Pretty decent accuracy. 

# **XG Boost Model**

Dataframe Preprocessing

In [None]:
train_df.head()

Need to encode labels since we cant have strings. I took this part from [this notebook.](https://www.kaggle.com/sohommajumder21/resnet50v2-and-randomforestregresion)

In [None]:
train_df['Insurance_company'] = LabelEncoder().fit_transform(train_df['Insurance_company'])
test_df['Insurance_company'] = LabelEncoder().fit_transform(test_df['Insurance_company'])

In [None]:
train_df.head()

In [None]:
train_df.Expiry_date = train_df.Expiry_date.apply(pd.to_datetime)
train_df['month'] = train_df.Expiry_date.apply(lambda x: x.month)
train_df['day'] = train_df.Expiry_date.apply(lambda x: x.day)
train_df['year'] = train_df.Expiry_date.apply(lambda x: x.year)
train_df.drop(['Expiry_date'], 1, inplace = True)

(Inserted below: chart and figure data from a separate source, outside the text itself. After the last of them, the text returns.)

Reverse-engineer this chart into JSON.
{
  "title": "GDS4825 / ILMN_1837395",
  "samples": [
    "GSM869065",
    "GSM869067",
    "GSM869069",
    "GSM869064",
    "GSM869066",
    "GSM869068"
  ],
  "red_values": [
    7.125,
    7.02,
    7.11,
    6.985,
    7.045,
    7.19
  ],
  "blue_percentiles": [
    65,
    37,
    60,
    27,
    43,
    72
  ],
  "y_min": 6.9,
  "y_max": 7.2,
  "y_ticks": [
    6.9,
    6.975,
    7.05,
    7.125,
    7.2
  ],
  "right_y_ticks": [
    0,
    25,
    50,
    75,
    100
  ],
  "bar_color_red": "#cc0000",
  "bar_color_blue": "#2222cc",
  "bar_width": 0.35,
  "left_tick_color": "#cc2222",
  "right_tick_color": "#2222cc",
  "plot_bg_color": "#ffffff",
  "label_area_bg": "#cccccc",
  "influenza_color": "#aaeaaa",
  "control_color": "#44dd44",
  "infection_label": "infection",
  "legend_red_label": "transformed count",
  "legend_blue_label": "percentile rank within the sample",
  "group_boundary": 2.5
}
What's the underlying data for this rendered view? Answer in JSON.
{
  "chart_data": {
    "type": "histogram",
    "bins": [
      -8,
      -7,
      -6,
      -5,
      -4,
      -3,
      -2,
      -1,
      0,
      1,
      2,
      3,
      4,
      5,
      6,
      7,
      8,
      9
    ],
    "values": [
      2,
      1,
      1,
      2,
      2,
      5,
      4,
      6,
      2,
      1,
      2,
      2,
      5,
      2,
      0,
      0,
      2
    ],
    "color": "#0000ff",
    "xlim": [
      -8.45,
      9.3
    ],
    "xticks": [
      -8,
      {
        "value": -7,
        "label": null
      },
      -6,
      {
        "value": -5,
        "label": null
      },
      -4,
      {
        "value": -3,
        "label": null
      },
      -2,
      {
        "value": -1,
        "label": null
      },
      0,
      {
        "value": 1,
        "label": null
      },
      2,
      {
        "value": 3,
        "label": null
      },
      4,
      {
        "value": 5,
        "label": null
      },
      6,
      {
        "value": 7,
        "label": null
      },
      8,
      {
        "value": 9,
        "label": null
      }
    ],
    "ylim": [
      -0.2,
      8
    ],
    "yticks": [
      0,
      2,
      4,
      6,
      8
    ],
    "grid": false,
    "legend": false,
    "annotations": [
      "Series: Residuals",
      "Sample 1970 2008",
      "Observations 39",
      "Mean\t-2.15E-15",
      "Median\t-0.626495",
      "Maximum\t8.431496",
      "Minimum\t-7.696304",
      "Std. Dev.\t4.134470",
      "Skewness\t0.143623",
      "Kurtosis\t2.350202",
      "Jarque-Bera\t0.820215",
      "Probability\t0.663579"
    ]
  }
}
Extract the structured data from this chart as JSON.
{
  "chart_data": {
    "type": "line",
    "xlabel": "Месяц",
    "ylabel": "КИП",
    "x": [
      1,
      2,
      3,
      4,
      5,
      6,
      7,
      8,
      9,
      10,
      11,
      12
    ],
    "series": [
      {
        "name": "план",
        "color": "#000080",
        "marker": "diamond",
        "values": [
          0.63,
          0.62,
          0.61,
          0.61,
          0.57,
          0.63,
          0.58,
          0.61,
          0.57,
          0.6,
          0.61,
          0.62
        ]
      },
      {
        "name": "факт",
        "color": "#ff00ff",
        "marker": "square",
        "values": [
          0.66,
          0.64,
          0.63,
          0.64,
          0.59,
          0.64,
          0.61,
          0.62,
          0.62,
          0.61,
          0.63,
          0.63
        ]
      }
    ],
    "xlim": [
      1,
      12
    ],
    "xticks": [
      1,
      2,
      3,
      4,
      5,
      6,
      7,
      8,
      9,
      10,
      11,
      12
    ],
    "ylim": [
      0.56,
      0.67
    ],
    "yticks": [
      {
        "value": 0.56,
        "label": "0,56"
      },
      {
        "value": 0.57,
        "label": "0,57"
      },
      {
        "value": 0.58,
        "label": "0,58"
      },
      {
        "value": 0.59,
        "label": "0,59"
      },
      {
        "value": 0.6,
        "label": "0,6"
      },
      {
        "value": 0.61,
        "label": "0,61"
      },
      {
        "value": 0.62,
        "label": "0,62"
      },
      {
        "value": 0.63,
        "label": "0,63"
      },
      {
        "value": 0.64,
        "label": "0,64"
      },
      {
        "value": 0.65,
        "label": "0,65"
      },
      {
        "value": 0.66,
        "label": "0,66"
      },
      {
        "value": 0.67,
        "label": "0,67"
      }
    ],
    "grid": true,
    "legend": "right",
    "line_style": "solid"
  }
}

test_df.Expiry_date = test_df.Expiry_date.apply(pd.to_datetime)
test_df['month'] = test_df.Expiry_date.apply(lambda x: x.month)
test_df['day'] = test_df.Expiry_date.apply(lambda x: x.day)
test_df['year'] = test_df.Expiry_date.apply(lambda x: x.year)
test_df.drop(['Expiry_date'], 1, inplace = True)

In [None]:
train_df.head()

Finding important features

In [None]:
features = train_df[['Cost_of_vehicle', 'Insurance_company', 'Min_coverage', 'Max_coverage', 'month', 'day', 'year']]

In [None]:
ax = sns.heatmap(features)

In [None]:
X = train_df[['Cost_of_vehicle', 'Max_coverage', 'Min_coverage']]
y = train_df['Amount']

In [None]:
X_train, X_valid, y_train, y_valid = train_test_split(X, y, train_size=0.95, random_state=0)

# **Training XGBoost Model**

In [None]:
regression_model = XGBRegressor(n_estimators=1000, learning_rate=0.001)
regression_model.fit(X_train, y_train, early_stopping_rounds=5, eval_set=[(X_valid, y_valid)], verbose=False)

In [None]:
predictions = regression_model.predict(X_valid)
print("Mean Absolute Error: " + str(mean_absolute_error(predictions, y_valid)))

First time using machine learning in a project, so bad results as expected :)